I was talking to two of my favorite women about decorating. I was saying how they have similar tastes and styles and would love each others homes. I was thinking about James and eyeing the door leading to the parking lot leading to our car which would take me home. I was holding my cell phone incase the sitter needed me. I was wondering what we are doing talking about decorations for our earthly homes. What a futile conversation. How can we even talk about this after such a heart wrenching night? But there we were, there I was, talking about it. I suppose if we don’t, we might just shrivel up and collapse right where we are from all the weight.
I was driving home and had enough time to listen to one short song so I chose Why it Matters by Sara Groves. I asked the question Why again, as I do most every day, most every conversation, most every dollar spent. Why?
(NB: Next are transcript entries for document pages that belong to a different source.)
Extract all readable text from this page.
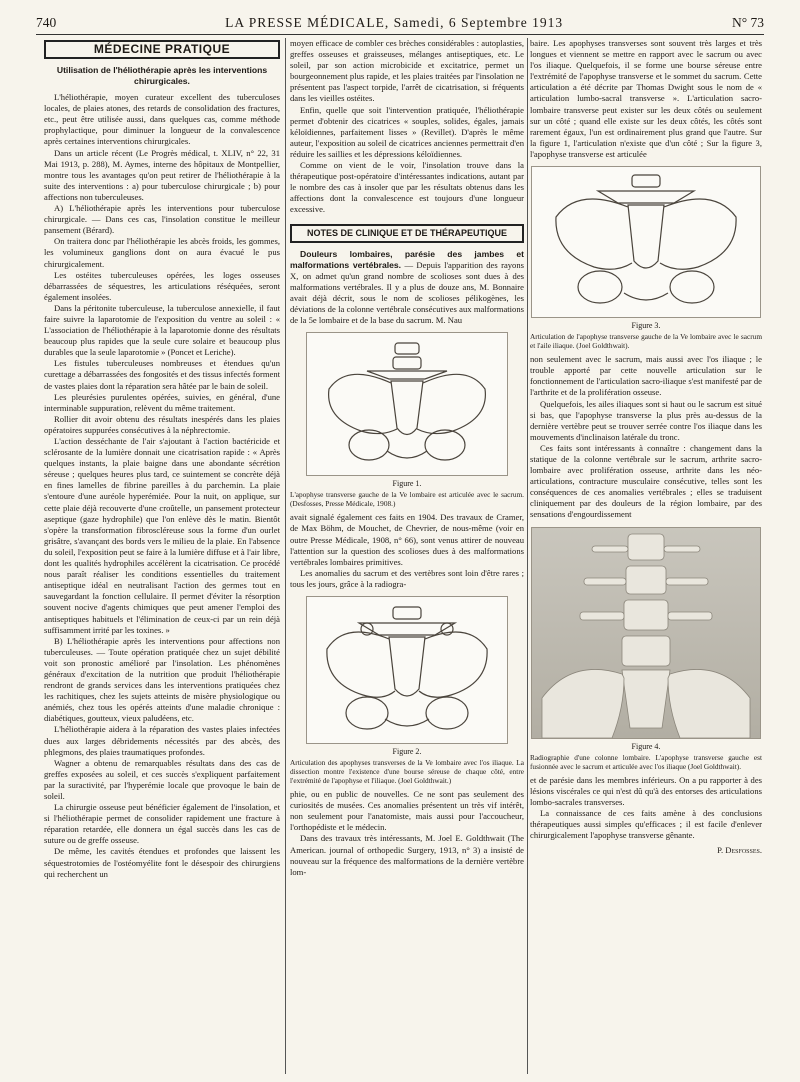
740	LA PRESSE MÉDICALE, Samedi, 6 Septembre 1913	N° 73
MÉDECINE PRATIQUE
Utilisation de l'héliothérapie après les interventions chirurgicales.

L'héliothérapie, moyen curateur excellent des tuberculoses locales, de plaies atones, des retards de consolidation des fractures, etc., peut être utilisée aussi, dans quelques cas, comme méthode prophylactique, pour diminuer la longueur de la convalescence après certaines interventions chirurgicales.

Dans un article récent (Le Progrès médical, t. XLIV, n° 22, 31 Mai 1913, p. 288), M. Aymes, interne des hôpitaux de Montpellier, montre tous les avantages qu'on peut retirer de l'héliothérapie à la suite des interventions : a) pour tuberculose chirurgicale ; b) pour affections non tuberculeuses.

A) L'héliothérapie après les interventions pour tuberculose chirurgicale. — Dans ces cas, l'insolation constitue le meilleur pansement (Bérard).

On traitera donc par l'héliothérapie les abcès froids, les gommes, les volumineux ganglions dont on aura évacué le pus chirurgicalement.

Les ostéites tuberculeuses opérées, les loges osseuses débarrassées de séquestres, les articulations réséquées, seront également insolées.

Dans la péritonite tuberculeuse, la tuberculose annexielle, il faut faire suivre la laparotomie de l'exposition du ventre au soleil : « L'association de l'héliothérapie à la laparotomie donne des résultats beaucoup plus rapides que la seule cure solaire et beaucoup plus durables que la seule laparotomie » (Poncet et Leriche).

Les fistules tuberculeuses nombreuses et étendues qu'un curettage a débarrassées des fongosités et des tissus infectés forment de vastes plaies dont la réparation sera hâtée par le bain de soleil.

Les pleurésies purulentes opérées, suivies, en général, d'une interminable suppuration, relèvent du même traitement.

Rollier dit avoir obtenu des résultats inespérés dans les plaies opératoires suppurées consécutives à la néphrectomie.

L'action desséchante de l'air s'ajoutant à l'action bactéricide et sclérosante de la lumière donnait une cicatrisation rapide : « Après quelques instants, la plaie baigne dans une abondante sécrétion séreuse ; quelques heures plus tard, ce suintement se concrète déjà en fines lamelles de fibrine pareilles à du parchemin. La plaie s'entoure d'une auréole hyperémiée. Pour la nuit, on applique, sur cette plaie déjà recouverte d'une croûtelle, un pansement protecteur aseptique (gaze hydrophile) que l'on enlève dès le matin. Bientôt s'opère la transformation fibroscléreuse sous la forme d'un ourlet grisâtre, s'avançant des bords vers le milieu de la plaie. En l'absence du soleil, l'exposition peut se faire à la lumière diffuse et à l'air libre, dont les qualités hydrophiles accélèrent la cicatrisation. Ce procédé nous paraît réaliser les conditions essentielles du traitement antiseptique idéal en neutralisant l'action des germes tout en sauvegardant la fonction cellulaire. Il permet d'éviter la résorption souvent nocive d'agents chimiques que peut amener l'emploi des antiseptiques habituels et l'élimination de ceux-ci par un rein déjà suffisamment irrité par les toxines. »

B) L'héliothérapie après les interventions pour affections non tuberculeuses. — Toute opération pratiquée chez un sujet débilité voit son pronostic amélioré par l'insolation. Les phénomènes généraux d'excitation de la nutrition que produit l'héliothérapie rendront de grands services dans les interventions pratiquées chez les rachitiques, chez les sujets atteints de misère physiologique ou anémiés, chez tous les opérés atteints d'une maladie chronique : diabétiques, goutteux, vieux paludéens, etc.

L'héliothérapie aidera à la réparation des vastes plaies infectées dues aux larges débridements nécessités par des abcès, des phlegmons, des plaies traumatiques profondes.

Wagner a obtenu de remarquables résultats dans des cas de greffes exposées au soleil, et ces succès s'expliquent parfaitement par la suractivité, par l'hyperémie locale que provoque le bain de soleil.

La chirurgie osseuse peut bénéficier également de l'insolation, et si l'héliothérapie permet de consolider rapidement une fracture à réparation retardée, elle donnera un égal succès dans les cas de suture ou de greffe osseuse.

De même, les cavités étendues et profondes que laissent les séquestrotomies de l'ostéomyélite font le désespoir des chirurgiens qui recherchent un

moyen efficace de combler ces brèches considérables : autoplasties, greffes osseuses et graisseuses, mélanges antiseptiques, etc. Le soleil, par son action microbicide et excitatrice, permet un bourgeonnement plus rapide, et les plaies traitées par l'insolation ne présentent pas l'aspect torpide, l'arrêt de cicatrisation, si fréquents dans les vieilles ostéites.

Enfin, quelle que soit l'intervention pratiquée, l'héliothérapie permet d'obtenir des cicatrices « souples, solides, égales, jamais kéloïdiennes, parfaitement lisses » (Revillet). D'après le même auteur, l'exposition au soleil de cicatrices anciennes permettrait d'en réduire les saillies et les dépressions kéloïdiennes.

Comme on vient de le voir, l'insolation trouve dans la thérapeutique post-opératoire d'intéressantes indications, autant par le nombre des cas à insoler que par les résultats obtenus dans les affections dont la convalescence est toujours d'une longueur excessive.

NOTES DE CLINIQUE ET DE THÉRAPEUTIQUE

Douleurs lombaires, parésie des jambes et malformations vertébrales. — Depuis l'apparition des rayons X, on admet qu'un grand nombre de scolioses sont dues à des malformations vertébrales. Il y a plus de douze ans, M. Bonnaire avait déjà décrit, sous le nom de scolioses pélikogènes, les déviations de la colonne vertébrale consécutives aux malformations de la 5e lombaire et de la base du sacrum. M. Nau

Figure 1.
L'apophyse transverse gauche de la Ve lombaire est articulée avec le sacrum. (Desfosses, Presse Médicale, 1908.)

avait signalé également ces faits en 1904. Des travaux de Cramer, de Max Böhm, de Mouchet, de Chevrier, de nous-même (voir en outre Presse Médicale, 1908, n° 66), sont venus attirer de nouveau l'attention sur la question des scolioses dues à des malformations vertébrales lombaires primitives.

Les anomalies du sacrum et des vertèbres sont loin d'être rares ; tous les jours, grâce à la radiogra-

Figure 2.
Articulation des apophyses transverses de la Ve lombaire avec l'os iliaque. La dissection montre l'existence d'une bourse séreuse de chaque côté, entre l'extrémité de l'apophyse et l'iliaque. (Joel Goldthwait.)

phie, ou en public de nouvelles. Ce ne sont pas seulement des curiosités de musées. Ces anomalies présentent un très vif intérêt, non seulement pour l'anatomiste, mais aussi pour l'accoucheur, l'orthopédiste et le médecin.

Dans des travaux très intéressants, M. Joel E. Goldthwait (The American. journal of orthopedic Surgery, 1913, n° 3) a insisté de nouveau sur la fréquence des malformations de la dernière vertèbre lom-

baire. Les apophyses transverses sont souvent très larges et très longues et viennent se mettre en rapport avec le sacrum ou avec l'os iliaque. Quelquefois, il se forme une bourse séreuse entre l'extrémité de l'apophyse transverse et le sommet du sacrum. Cette articulation a été décrite par Thomas Dwight sous le nom de « articulation lumbo-sacral transverse ». L'articulation sacro-lombaire transverse peut exister sur les deux côtés ou seulement sur un côté ; quand elle existe sur les deux côtés, les côtés sont rarement égaux, l'un est ordinairement plus grand que l'autre. Sur la figure 1, l'articulation n'existe que d'un côté ; Sur la figure 3, l'apophyse transverse est articulée

Figure 3.
Articulation de l'apophyse transverse gauche de la Ve lombaire avec le sacrum et l'aile iliaque. (Joel Goldthwait).

non seulement avec le sacrum, mais aussi avec l'os iliaque ; le trouble apporté par cette nouvelle articulation sur le fonctionnement de l'articulation sacro-iliaque s'est manifesté par de l'arthrite et de la prolifération osseuse.

Quelquefois, les ailes iliaques sont si haut ou le sacrum est situé si bas, que l'apophyse transverse la plus près au-dessus de la dernière vertèbre peut se trouver serrée contre l'os iliaque dans les mouvements d'inclinaison latérale du tronc.

Ces faits sont intéressants à connaître : changement dans la statique de la colonne vertébrale sur le sacrum, arthrite sacro-lombaire avec prolifération osseuse, arthrite dans les néo-articulations, contracture musculaire consécutive, telles sont les conséquences de ces anomalies vertébrales ; elles se traduisent cliniquement par des douleurs de la région lombaire, par des sensations d'engourdissement

Figure 4.
Radiographie d'une colonne lombaire. L'apophyse transverse gauche est fusionnée avec le sacrum et articulée avec l'os iliaque (Joel Goldthwait).

et de parésie dans les membres inférieurs. On a pu rapporter à des lésions viscérales ce qui n'est dû qu'à des entorses des articulations lombo-sacrales transverses.

La connaissance de ces faits amène à des conclusions thérapeutiques aussi simples qu'efficaces ; il est facile d'enlever chirurgicalement l'apophyse transverse gênante.

P. Desfosses.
Why the cooking. the cleaning. the eating. the sleeping. the mortgage. the lawn. the crown molding. the porch swing.
I think about a house we visited in Ecuador that sat above water which gave the children sores whenever they entered it. I think about their “kitchen” in the corner and the pots and pans neatly hanging on a wall made of sticks. The tub in the back where laundry was done. The magazine pictures and newspaper clippings where my framed pictures and paintings would be. I think of her eyes, the mothers. Her baby who she never let go of while we stood in her home and prayed for her family. The rug on the floor. The blanket folded on the cot where she sleeps.
I should think I will have had my fill of decorating by the time I am through here. There will be no mansion for me in heaven, no paintings or newspaper clippings to distract me from what is on the other side of the wall. Heaven for me will not be a room with my name on it, please God. I’ve had enough rooms, enough walls. Heaven, surely, will not need decorations.